То есть получается, что юродивые практически неотличимы от мучеников. Те через публичное исповедание Христа и смерть резким эффективным деянием стяжали себе спасение, не озаботившись выполнением земных обязанностей христианина. Юродивый же делает практически то же самое. Он отрекается от себя – собственных разума и тела, не говоря уже о таких мелочах, как социальный статус и семья. А затем он, забыв про земные дела, в том числе про обязанности, налагаемые требованиями регулярного благочестия, остается в дольнем мире в ожидании того, когда не только заслуженная, но уже полученная награда будет ему доставлена. Эта довольно статичная икона юродивого, которую нужно отличать от умозрительных спекуляций о самой природе юродства73, как раз и опирается на представление о его специфичной рациональности как сотериологическом механизме и источнике агиологической харизмы, что, кстати говоря, дает нам ответ на вопрос, почему призыв подражать подвигу юродивых звучит попросту нелепо74.
Но уже для нарративизирующего этот подвиг агиографа и стремящегося к использованию агиографии для достижения практической духовной пользы учителя христианской нравственности этого оказывается недостаточно.
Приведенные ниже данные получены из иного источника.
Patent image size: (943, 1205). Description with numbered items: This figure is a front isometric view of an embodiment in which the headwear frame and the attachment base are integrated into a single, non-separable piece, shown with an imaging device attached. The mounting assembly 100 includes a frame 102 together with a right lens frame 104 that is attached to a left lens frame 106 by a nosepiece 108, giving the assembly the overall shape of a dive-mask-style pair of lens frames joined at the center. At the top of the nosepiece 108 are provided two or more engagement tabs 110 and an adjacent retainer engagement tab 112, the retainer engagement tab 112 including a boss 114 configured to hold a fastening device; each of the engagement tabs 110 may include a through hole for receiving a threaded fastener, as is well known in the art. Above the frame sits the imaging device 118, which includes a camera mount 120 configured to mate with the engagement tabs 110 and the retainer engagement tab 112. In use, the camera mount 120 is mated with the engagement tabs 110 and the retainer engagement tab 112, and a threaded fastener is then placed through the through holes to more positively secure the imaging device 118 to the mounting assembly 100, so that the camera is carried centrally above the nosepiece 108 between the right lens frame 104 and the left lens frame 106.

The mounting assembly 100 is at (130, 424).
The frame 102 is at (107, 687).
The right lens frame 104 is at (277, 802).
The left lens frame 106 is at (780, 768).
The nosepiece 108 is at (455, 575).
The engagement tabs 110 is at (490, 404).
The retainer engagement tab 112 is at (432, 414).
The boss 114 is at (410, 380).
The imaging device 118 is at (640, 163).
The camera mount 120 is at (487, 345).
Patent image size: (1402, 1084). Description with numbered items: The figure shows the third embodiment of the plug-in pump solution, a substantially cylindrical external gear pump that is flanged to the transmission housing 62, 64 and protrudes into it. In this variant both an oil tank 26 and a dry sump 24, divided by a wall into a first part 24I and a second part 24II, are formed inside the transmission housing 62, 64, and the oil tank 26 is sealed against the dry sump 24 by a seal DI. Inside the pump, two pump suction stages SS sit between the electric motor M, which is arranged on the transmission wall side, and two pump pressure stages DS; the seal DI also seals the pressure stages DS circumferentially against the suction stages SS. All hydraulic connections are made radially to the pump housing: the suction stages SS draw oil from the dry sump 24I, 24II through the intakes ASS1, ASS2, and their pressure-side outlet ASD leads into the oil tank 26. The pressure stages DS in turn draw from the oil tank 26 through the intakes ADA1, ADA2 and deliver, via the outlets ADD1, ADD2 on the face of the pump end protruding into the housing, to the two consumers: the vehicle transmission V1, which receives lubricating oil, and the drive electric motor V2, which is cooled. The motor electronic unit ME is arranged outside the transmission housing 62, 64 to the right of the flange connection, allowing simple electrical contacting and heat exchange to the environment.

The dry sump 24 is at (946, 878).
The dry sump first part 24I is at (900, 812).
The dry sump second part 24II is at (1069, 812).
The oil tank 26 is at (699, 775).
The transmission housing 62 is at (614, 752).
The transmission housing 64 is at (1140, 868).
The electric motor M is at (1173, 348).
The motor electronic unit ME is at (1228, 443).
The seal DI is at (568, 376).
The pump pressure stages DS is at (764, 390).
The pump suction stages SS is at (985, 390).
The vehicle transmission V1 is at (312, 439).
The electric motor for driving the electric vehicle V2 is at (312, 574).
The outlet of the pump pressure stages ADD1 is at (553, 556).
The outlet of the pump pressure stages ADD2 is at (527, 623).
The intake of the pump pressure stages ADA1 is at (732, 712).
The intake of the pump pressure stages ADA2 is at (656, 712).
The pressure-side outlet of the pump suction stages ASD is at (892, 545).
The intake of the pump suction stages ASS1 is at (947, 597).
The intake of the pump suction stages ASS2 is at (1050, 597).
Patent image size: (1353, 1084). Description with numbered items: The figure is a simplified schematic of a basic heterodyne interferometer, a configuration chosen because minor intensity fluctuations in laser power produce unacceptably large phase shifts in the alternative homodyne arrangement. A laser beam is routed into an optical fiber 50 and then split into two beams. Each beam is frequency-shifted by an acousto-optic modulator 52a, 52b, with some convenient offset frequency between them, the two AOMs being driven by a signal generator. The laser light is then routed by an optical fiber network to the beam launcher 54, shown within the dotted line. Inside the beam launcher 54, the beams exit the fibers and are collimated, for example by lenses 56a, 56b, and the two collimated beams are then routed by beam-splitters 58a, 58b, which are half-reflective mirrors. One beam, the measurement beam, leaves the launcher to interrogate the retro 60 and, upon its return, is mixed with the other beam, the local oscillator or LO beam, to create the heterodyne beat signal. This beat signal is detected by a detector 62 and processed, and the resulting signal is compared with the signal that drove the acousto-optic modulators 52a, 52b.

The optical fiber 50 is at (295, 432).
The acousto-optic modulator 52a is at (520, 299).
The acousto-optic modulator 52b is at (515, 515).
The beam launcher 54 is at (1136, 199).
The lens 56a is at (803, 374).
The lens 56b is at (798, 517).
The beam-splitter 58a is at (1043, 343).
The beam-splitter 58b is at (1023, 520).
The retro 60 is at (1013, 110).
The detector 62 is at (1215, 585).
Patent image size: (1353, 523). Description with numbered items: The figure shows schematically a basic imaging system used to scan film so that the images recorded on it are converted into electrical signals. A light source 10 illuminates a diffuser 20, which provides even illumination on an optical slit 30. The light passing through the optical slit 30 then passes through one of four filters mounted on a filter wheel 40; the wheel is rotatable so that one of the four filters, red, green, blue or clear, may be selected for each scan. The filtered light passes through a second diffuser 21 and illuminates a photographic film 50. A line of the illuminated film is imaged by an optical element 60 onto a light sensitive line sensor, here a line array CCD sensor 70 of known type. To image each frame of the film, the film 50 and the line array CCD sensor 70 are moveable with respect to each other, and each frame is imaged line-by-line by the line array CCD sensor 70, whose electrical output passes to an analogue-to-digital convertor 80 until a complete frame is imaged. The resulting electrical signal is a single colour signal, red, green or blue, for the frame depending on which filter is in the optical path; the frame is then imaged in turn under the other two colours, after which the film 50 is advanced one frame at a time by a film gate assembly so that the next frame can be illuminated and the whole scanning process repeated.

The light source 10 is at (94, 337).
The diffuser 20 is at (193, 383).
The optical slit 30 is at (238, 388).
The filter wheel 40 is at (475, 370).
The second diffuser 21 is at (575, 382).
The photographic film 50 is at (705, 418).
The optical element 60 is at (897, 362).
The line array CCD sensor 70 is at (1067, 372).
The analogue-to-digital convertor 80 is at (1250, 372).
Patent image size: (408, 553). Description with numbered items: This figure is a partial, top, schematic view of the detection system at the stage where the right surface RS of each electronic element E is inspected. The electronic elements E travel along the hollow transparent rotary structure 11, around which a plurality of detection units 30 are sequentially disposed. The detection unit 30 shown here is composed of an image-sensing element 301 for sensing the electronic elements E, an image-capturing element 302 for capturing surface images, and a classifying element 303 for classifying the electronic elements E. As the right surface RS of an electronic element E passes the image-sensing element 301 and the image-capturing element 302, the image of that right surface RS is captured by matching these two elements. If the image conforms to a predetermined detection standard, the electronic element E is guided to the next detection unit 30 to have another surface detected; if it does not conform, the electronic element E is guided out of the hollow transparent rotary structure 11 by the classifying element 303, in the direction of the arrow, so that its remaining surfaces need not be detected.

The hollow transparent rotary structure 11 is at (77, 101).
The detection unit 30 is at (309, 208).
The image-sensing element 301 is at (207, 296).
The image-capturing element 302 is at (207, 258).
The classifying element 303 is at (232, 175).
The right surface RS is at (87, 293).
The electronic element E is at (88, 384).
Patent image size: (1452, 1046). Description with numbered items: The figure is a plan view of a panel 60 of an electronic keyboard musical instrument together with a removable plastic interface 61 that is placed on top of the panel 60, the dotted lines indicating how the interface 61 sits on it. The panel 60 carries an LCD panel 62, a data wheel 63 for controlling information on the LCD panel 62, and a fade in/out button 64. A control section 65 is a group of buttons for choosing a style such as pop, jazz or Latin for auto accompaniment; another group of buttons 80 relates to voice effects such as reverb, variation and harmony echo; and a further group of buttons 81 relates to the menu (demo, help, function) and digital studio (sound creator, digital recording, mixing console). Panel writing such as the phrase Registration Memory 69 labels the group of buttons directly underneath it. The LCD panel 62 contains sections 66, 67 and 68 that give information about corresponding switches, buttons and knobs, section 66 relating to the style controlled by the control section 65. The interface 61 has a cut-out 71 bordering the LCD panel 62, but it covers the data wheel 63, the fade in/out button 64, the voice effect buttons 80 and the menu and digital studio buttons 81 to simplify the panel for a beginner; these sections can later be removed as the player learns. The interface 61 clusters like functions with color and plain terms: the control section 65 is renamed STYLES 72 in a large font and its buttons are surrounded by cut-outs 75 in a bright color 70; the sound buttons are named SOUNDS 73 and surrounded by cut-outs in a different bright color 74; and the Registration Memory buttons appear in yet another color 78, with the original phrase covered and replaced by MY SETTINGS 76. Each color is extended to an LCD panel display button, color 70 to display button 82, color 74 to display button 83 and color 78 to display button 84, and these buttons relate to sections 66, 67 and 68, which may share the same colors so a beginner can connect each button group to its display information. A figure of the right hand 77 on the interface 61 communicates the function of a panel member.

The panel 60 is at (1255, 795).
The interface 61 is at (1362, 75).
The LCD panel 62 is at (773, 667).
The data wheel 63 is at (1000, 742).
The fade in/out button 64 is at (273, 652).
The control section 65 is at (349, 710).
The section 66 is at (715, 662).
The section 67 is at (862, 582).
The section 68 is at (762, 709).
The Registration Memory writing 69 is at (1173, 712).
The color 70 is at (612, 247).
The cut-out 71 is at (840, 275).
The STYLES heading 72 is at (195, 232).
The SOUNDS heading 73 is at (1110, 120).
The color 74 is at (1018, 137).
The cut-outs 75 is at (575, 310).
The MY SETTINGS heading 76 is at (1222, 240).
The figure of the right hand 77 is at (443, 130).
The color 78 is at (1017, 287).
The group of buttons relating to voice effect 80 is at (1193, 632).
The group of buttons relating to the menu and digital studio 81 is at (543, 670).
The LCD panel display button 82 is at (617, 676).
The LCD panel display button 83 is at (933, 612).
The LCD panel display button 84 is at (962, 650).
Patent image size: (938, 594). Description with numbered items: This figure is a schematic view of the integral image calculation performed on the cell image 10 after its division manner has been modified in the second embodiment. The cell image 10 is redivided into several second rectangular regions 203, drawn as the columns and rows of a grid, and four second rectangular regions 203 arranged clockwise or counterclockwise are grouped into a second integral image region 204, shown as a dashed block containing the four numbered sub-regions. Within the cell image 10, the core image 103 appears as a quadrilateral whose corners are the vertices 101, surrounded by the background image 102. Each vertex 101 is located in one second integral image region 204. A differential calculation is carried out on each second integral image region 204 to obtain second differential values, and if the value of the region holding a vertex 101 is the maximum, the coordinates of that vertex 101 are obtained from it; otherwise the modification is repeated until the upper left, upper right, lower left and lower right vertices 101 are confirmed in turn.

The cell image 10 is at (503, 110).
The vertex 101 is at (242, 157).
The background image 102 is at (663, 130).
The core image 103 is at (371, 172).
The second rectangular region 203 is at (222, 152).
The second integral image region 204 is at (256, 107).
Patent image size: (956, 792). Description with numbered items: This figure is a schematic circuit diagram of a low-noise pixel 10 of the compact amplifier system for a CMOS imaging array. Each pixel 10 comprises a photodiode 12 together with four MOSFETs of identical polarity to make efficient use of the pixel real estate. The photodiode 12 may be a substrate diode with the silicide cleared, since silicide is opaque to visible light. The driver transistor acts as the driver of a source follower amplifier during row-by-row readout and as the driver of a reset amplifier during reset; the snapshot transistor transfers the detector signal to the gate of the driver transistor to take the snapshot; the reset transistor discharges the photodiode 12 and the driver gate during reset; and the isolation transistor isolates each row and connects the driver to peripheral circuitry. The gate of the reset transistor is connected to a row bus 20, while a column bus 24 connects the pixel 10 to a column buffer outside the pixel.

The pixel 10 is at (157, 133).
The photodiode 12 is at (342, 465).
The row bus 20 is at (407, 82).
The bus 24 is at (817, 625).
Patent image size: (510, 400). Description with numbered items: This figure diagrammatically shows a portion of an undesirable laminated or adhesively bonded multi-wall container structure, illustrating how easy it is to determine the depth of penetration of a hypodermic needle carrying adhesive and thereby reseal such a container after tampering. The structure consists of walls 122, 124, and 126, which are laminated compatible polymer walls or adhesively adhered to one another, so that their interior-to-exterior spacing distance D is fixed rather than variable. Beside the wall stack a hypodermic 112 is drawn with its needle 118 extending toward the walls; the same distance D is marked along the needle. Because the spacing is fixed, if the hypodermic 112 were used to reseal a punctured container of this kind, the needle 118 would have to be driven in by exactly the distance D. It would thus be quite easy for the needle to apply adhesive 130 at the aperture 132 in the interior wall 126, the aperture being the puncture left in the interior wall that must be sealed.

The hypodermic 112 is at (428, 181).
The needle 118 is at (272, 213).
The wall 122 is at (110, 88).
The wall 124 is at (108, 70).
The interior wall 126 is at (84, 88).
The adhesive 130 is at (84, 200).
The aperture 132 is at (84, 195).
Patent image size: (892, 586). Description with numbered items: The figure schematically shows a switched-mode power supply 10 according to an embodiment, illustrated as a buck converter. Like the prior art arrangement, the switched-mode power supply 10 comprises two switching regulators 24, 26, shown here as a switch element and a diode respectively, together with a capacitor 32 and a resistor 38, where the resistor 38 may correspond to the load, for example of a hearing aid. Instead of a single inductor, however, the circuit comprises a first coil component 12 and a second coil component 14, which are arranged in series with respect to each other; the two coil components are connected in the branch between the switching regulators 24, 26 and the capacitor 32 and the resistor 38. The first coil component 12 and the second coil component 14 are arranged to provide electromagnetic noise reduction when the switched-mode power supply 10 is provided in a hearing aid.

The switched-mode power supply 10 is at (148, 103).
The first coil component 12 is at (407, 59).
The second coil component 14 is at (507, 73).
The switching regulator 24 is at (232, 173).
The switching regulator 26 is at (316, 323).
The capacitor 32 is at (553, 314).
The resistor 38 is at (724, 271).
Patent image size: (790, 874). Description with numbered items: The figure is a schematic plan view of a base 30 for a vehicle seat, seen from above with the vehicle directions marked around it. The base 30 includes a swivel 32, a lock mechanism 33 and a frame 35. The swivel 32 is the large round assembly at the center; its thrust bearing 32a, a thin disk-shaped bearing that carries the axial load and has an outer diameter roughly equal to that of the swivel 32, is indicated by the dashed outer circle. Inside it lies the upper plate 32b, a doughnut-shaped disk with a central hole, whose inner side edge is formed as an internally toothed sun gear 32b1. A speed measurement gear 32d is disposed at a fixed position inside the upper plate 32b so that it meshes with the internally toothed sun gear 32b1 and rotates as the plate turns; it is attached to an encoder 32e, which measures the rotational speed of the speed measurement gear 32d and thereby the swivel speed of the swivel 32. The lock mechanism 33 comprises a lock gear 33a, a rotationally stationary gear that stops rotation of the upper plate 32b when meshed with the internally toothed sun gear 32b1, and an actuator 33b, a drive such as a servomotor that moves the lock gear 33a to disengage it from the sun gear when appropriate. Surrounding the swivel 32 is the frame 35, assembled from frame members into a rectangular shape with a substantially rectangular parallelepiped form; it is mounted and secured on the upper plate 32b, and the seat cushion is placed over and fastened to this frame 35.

Агиограф через выстраивание жития прослеживает траекторию, по которой следует юродивый на пути достижения святости, а затем демонстрирует доказательства его действительной святости, тем самым релятивизируя его статус чужака в мире дольнем. Особое место в агиографических методах рутинизации харизмы занимает топос тайных дел благочестия, посредством которых его герой, равнодушный к мнению современников, убеждает потомков, что те читают повествование про жизнь настоящего христианского святого, соответствующую принятым поведенческим стандартам. Наиболее последовательно идущий по этому пути писатель становится настоящим учителем нравственности, который призывает извлечь урок из каждой детали жития святого. Под его пером житийный текст лишается одних деталей, обогащается другими, а образ святого рисуется практически заново. Тем самым юродство «приручается», переводится в область ценностно-рационального поведения.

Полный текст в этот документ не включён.